A group of top scientists from across Europe have advised the European Commission on how to transform European food consumption to become healthier and more sustainable. Sciensano researcher Stefanie Vandevijvere also contributed to the report, which was handed over to Commissioner M. Vestager.
The main message of the report is that in order for Europe to achieve its health and sustainability goals, the way we produce, distribute and consume food must change, and this cannot be left entirely up to the consumer.
The advice, prepared by the scientific advisory body SAPEA (Science Advice for Policy by European Academies) addresses key policy areas, including pricing, availability, composition, and the social and digital environments that influence which foods people consume.
Sciensano researcher and member of the working group, Stefanie Vandevijvere, said: “The EU mainly focused on providing consumers with more information through, for example, the mandatory labelling of nutritional values and certain ingredients on food products. However, people choose their food based on many factors. So informing alone is not enough. To make sustainable, healthy food an easy and affordable choice, policies must address the whole food environment. In other words, the pressure to choose healthy and sustainable food must be taken off consumers’ shoulders by systematically incorporating ‘healthy and sustainable’ as a preferred option anywhere where food is obtained, eaten, and discussed.”
Recommendations to promote healthy and sustainable food choices
The advisors recommend a range of evidence-based measures for promoting healthy and sustainable food choices, including:
- Pricing: There is clear evidence that direct measures are effective. This includes sugar taxes, meat taxes, and pricing products according to their environmental impacts, as well as lower taxes on healthy and sustainable alternatives.

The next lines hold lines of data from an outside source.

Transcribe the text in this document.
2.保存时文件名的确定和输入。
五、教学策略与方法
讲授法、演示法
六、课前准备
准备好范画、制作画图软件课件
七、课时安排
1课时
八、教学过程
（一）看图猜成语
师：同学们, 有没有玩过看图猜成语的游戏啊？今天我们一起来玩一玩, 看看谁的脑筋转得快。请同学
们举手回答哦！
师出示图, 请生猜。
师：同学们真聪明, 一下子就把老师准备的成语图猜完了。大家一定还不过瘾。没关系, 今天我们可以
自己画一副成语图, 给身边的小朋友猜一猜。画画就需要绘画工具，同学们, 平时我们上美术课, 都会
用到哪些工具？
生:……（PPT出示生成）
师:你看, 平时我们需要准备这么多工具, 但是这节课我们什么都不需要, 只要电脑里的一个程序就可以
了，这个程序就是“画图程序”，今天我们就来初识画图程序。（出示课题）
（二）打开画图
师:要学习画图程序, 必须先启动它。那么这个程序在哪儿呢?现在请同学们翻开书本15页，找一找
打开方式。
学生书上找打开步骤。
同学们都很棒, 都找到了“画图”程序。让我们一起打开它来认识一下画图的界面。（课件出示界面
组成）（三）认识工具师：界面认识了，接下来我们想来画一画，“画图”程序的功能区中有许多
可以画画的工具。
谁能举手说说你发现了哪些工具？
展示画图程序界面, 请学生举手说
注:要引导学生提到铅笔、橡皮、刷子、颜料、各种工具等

- Availability and visibility: Healthy and sustainable food options are more frequently chosen if they are displayed in prominent places. The advertising of foods which are unhealthy or unsustainable if consumed regularly should be restricted. Voluntary codes of conduct in this area have not been effective.
- Composition: Reducing unhealthy fat, sugar and salt content, and adding more plant-based alternatives, can be useful, but only if these measures are mandatory and comprehensive. Voluntary agreements in the past have had limited effect.
The scientists hope that their scientific advice and evidence will form the basis for policy actions at both European and national levels.